The car shot forward across the intersection, shearing paint and metal off its left side on the thick bumper of a stake truck making a right turn. The enraged whomp of its horn shivered the Cordoba’s window. Freddo spun the wheel and the car swung left, tires shrilling. Macklin lost his balance and sprawled across the back seat. He looked at the fistful of torn hair he was still holding and shook it off his palm. Freddo had the .22 out now and was steering wildly with one hand, the car slewing from side to side down the street, as he brought the gun around. Macklin lunged up on his knees on the hump of the driveshaft, seized Freddo’s wrist, and twisted it. The revolver went off with a nasty flat loud crack. The bullet grazed the windshield and whanged around inside the car, skinning fabric off a padded window post and gouging glass out of the rear and left rear side windows before burying itself in the back of a seat. Macklin twisted again and the gun dropped to the floor.
Just then the world came to an abrupt stop with a horrendous wham and the heavy framework of the seat caved in Macklin’s ribs and his fingers sprang loose from Freddo’s wrist and the back of the rear seat came forward and pounded Macklin’s back with the hearty violence of a long-lost friend and he fell in a tangle of too many limbs to be all his. Something hissed, like air escaping a torn lung. A piece of shattered glass dropped with a loud clink.
After a long time Macklin shook himself free of the dream he was having and sat up. He moved each arm and leg separately. No loose bones rattled or sloshed. Pain lanced his left side when he took in air, but that was no problem, he’d cracked ribs before. The back seat seemed a lot closer to the front than it had been. A man with no head was sitting on the passenger’s side in front. Through a round hole in the windshield with the glass chain-mailed all around
, Macklin saw what looked like a clump of carroty hair perched on the hood. The glass had finished what Herb Pinelli’s knife had started. The hood was folded back almost against the windshield and an expanse of warped green metal blocked out the rest of the view behind a cloud of steam from the Cordoba’s smashed radiator. The car had rammed the back of a parked delivery van.

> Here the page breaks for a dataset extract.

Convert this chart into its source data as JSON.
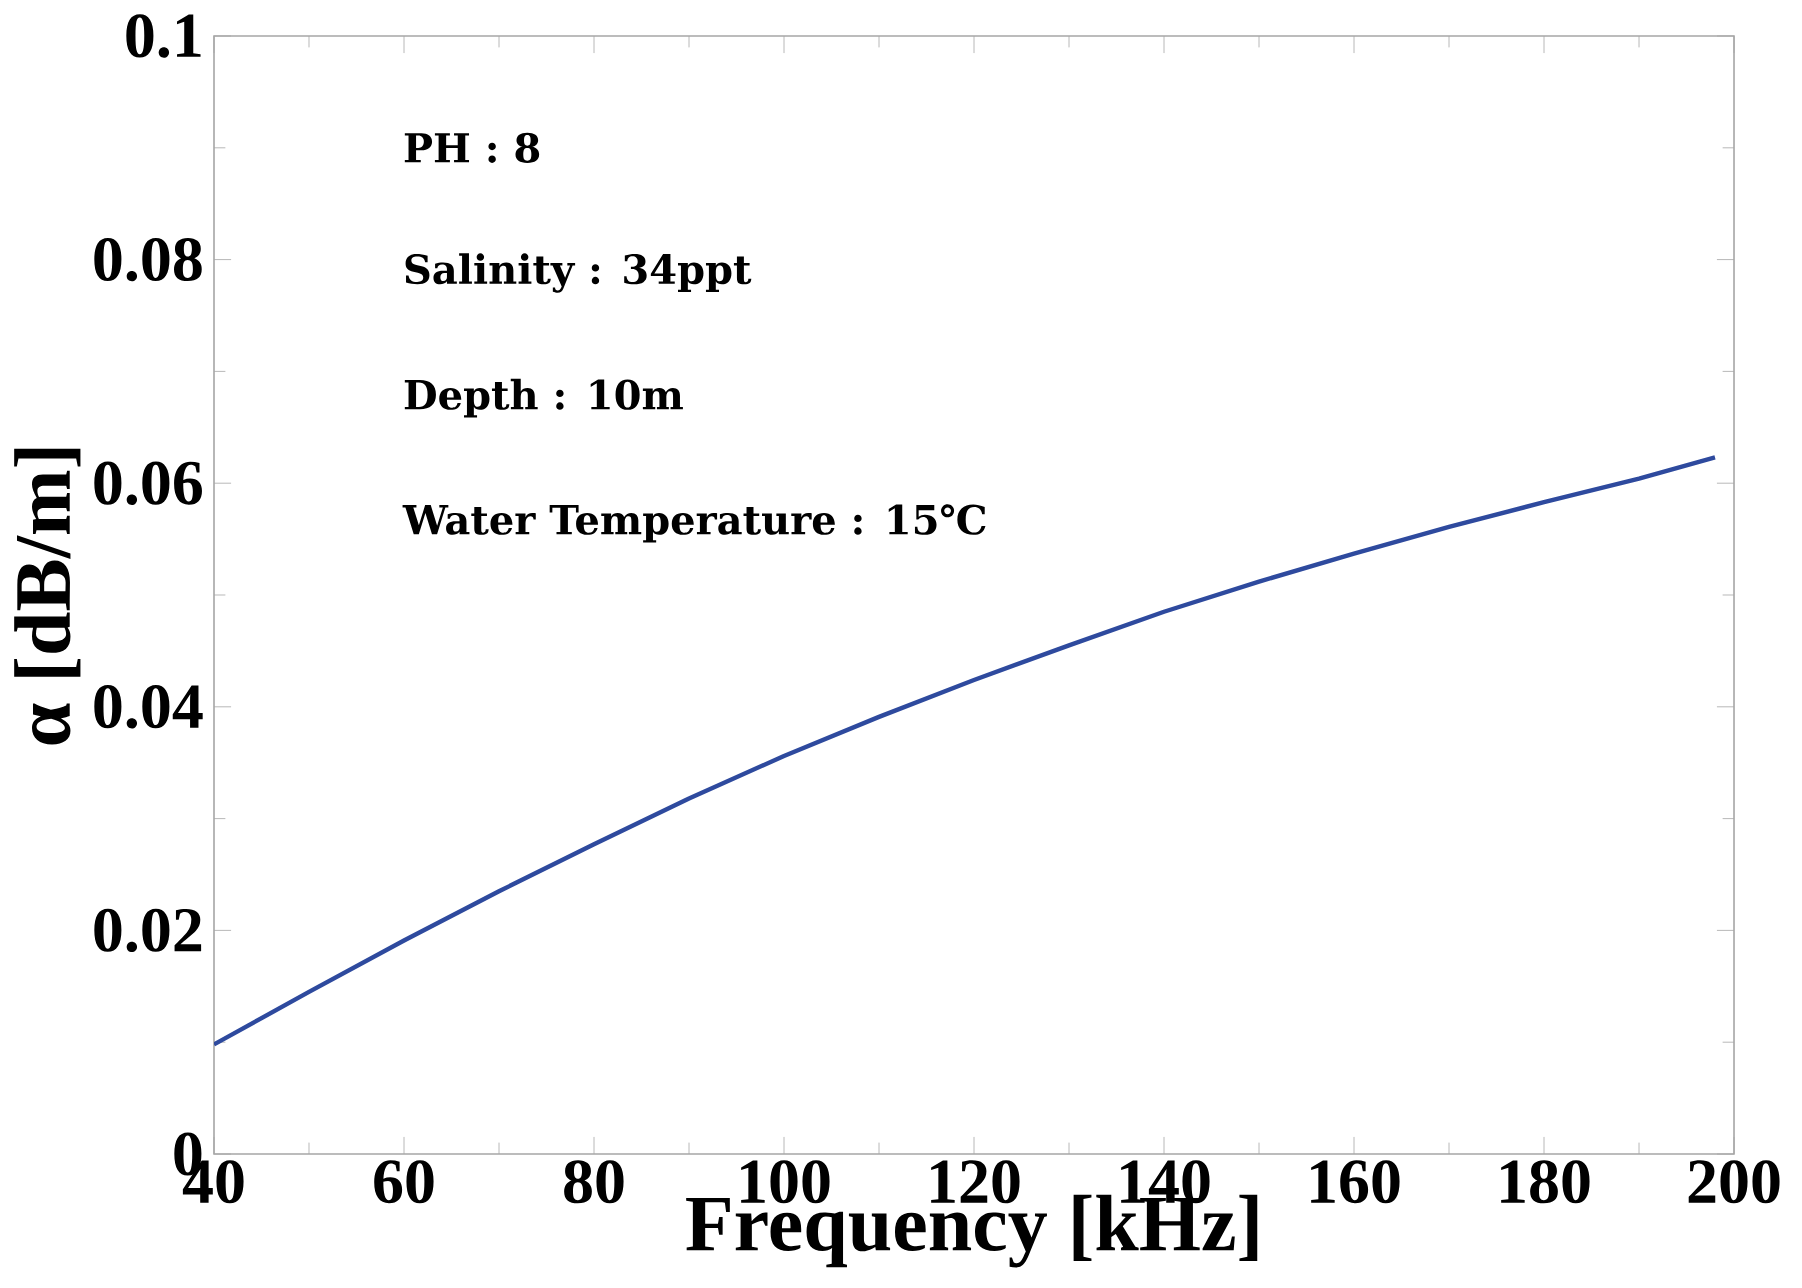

The driver’s seat was empty. Macklin hoisted himself forward, sucking in air against the stabbing in his side, and peered at the floor under the wheel. Freddo wasn’t there either. The door on that side yawned open on twisted hinges.

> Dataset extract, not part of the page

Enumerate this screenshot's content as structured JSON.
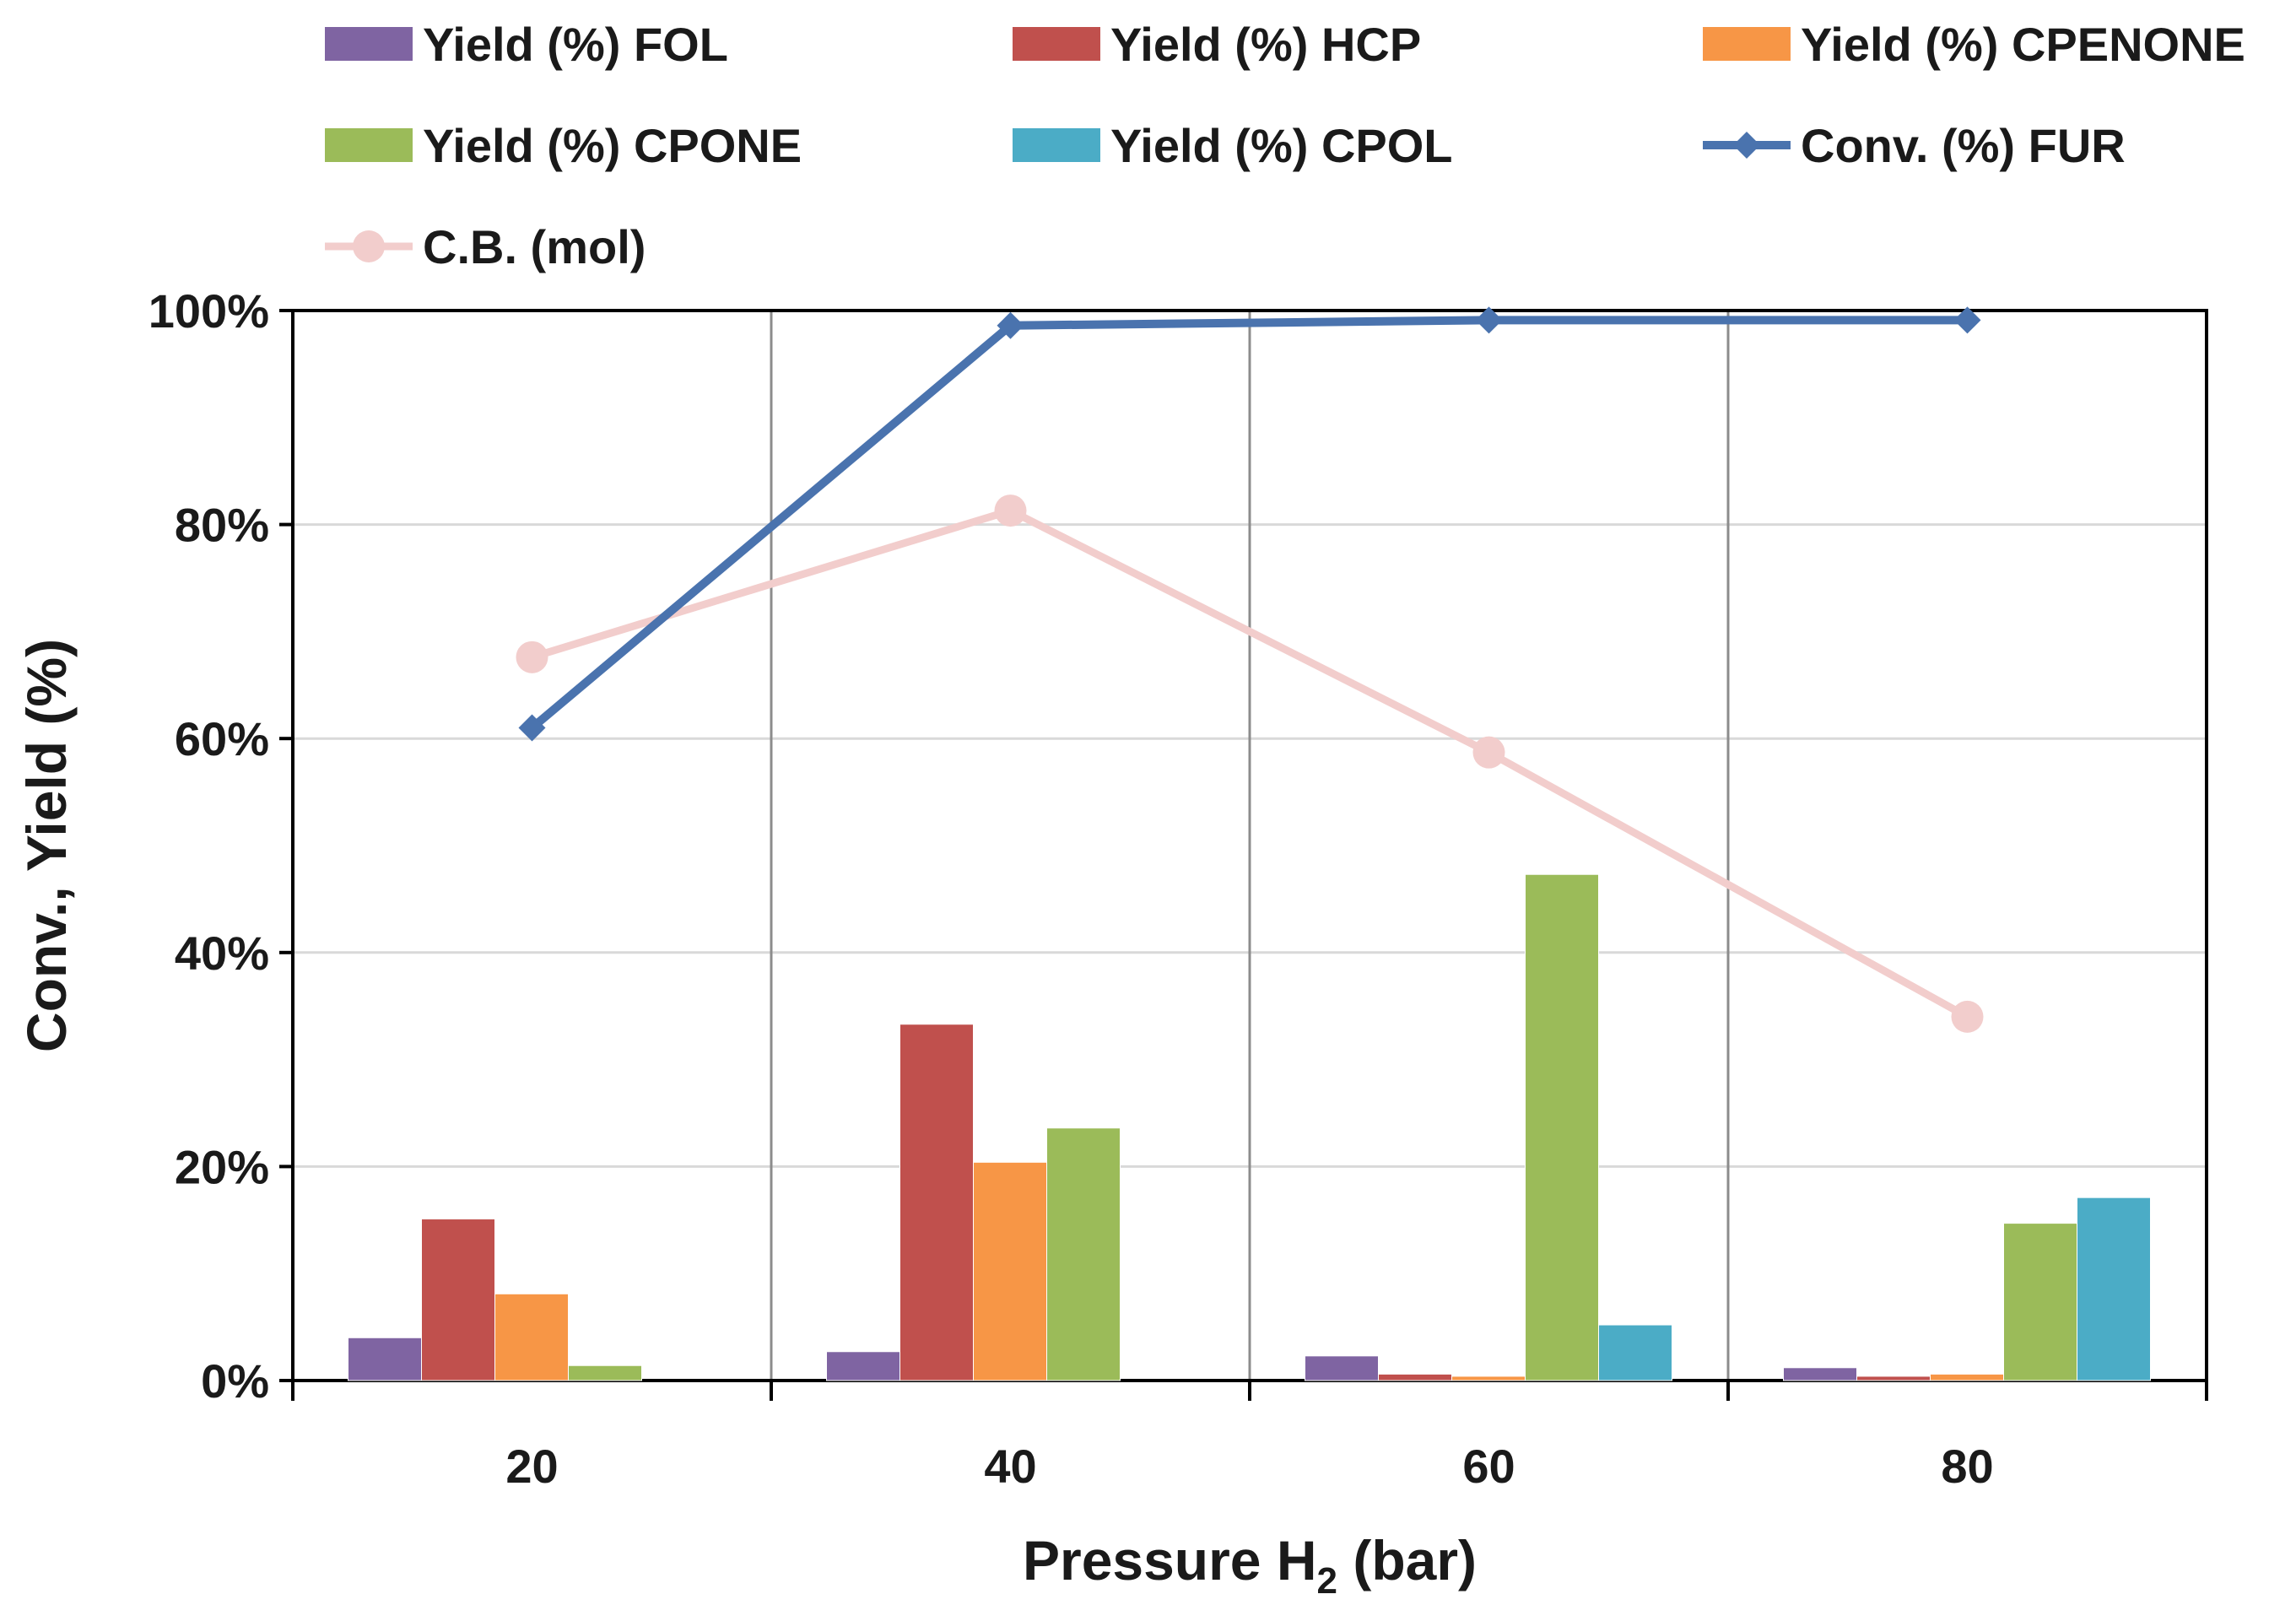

Freddo. That was all Macklin had been able to learn about the young man who had tried twice to kill him, the name he traveled under. The redhead he had surprised asleep in the car after letting himself out the window of the service station restroom and doubling back around the block had told him that much, then tried for a .45 Army semiautomatic pistol on his hip—a .45 auto, for chrissake—and Macklin, reacting too quickly, had slashed his throat with a single sideways jerk. A man could be too fast, he thought sourly, even in this business.
A crowd was starting to gather around the car. Blocks away a siren wound up and grew louder with each whoop. Ignoring the faces craning in through the shattered windows, Macklin kicked Freddo’s big .44 under the back seat and groped between the cushions until he found the knife he’d dropped. He sheathed it under his coat and got out, tilting the driver’s seat forward and wrenching the door open farther against the spavined frame.
“Mister, you all right?”
A bearded man wearing a billed cap and gray coveralls with Bob stitched in red across a breast pocket full of pencils was standing in front of him. Macklin placed him as the driver of the van. The beard looked artificial against the pallor of his face. He’d seen the decapitated head on the hood.
Macklin nodded and walked around him. A hand closed on his right arm.